Indiana Decisions - Among the 7th Circuit opinions issued today

Noteworthy among the opinions issued today by the USCA for the 7th Circuit is an immigration case, GUCHSHENKOV, IVAN v. ASHCROFT, JOHN D., where Judge Posner writes about the immigration judge:

Her analysis fell far below the minimum required to support an administrative decision. It is one more indication of systemic failure by the judicial officers of the immigration service to provide reasoned analysis for the denial of applications for asylum. We are mindful that immigration judges, and the members of the Board of Immigration Appeals, have heavy caseloads. The same is true, however, of federal district judges, and we have never heard it argued that busy judges should be excused from having to deliver reasoned judgments because they are too busy to think. The two cases under review, like the other cases in which we have reversed the board of late, are not so difficult that it is unreasonable for a reviewing court to expect and require reasoned judgments at the administrative level. The errors that have compelled us to reverse in these cases despite the deferential standard of judicial review of agency action are not subtle. Asylum seekers should not bear the entire burden of adjudicative inadequacy at the administrative level.

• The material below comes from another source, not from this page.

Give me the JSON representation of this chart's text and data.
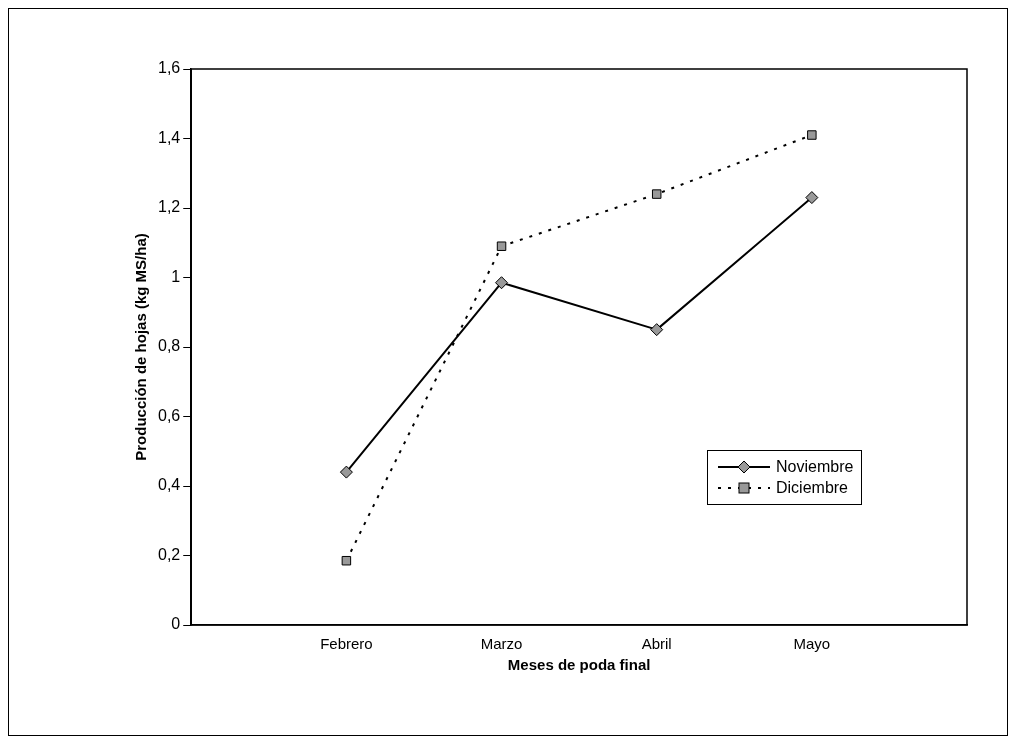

The petitions for review are granted, the orders of removal vacated, and the cases returned to the immigration service for further proceedings consistent with this opinion. We urge that these two cases be reassigned to other immigration judges in view of the striking inadequacy of the analysis by the immigration judges whose decisions we are vacating.

The panel here consisted of Posner, Rovner, and Evans. Judge Evans, in a concurring opinion, begins:
Although I join the majority in voting to remand these two consolidated asylum petitions for further proceedings, I write separately to express my concern, and growing unease, with what I see as a recent trend by this court to be unnecessarily critical of the work product produced by immigration judges who have the unenviable duty of adjudicating these difficult cases in the first instance.
Judge Evans then goes on to quote some prior language of the Court, in a paragraph that begins: "Recently, in failing to find substantial evidence in the record sufficient to affirm the decisions of the immigration judges, we have made disparaging comments about the quality of their work: * * *."